Arya eyes her precious Valerian-forged Needle tucked by Polliver‘s side, and narrowly escapes certain death for staring at him too hard thanks to Lord Tywin of Casterly Rock. Every Hand needs a cupbearer who isn’t a total idiot, so he takes Arya under his wing.

In the Red Waste:

One of Dany‘s bloodriders returns with a shiny new horse from Qarth, an exotic city in the middle of the Red Waste, thanks to the mysterious Thirteen. The generosity is met with suspicion and a dash of hope, but it’s mostly desperation that draws the khalasar to the Qartheen walls.

Outside, they are greeted by a jerk merchant who won’t give his name and a company of pikemen who monitor the meeting. The Thirteen really, really want to see the legendary dragons that have supposedly be born from the flames, but Dany knows better than to give the opportunity up so easily.
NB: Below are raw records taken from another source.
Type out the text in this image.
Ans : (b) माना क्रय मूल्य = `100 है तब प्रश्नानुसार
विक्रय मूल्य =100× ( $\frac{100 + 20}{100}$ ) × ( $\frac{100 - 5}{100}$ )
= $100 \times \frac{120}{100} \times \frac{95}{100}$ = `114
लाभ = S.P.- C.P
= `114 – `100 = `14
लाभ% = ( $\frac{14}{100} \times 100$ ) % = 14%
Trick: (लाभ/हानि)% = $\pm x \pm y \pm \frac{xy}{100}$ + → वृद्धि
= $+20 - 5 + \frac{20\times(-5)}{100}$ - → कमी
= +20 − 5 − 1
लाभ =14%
Interestingly, it seems that Dany would rather die of starvation and the harsh desert elements than let anyone lay eyes on her babies, after making cringeworthy threats against the Thirteen. Even if it meant her people going down with her.

She reveals an inflated ego here,  which comes across as foolish and naive (kind of in character I guess, but I don’t like this at all). Fortunately for khaleesi, Xaro Xhoan Daxos invokes something called “Sumai”, which involves in showing off how macho you are by slicing your palm with a kris. The rest of them are surprised and break into a murmur, whilst the jerk merchant retreats with a hissy fit. Apparently, Xaro’s head is on the line now that Qarth has opened its gates to the dwindling Dothraki, revealing what looks like a bustling, exotic oasis of trade, beauty, and comfort.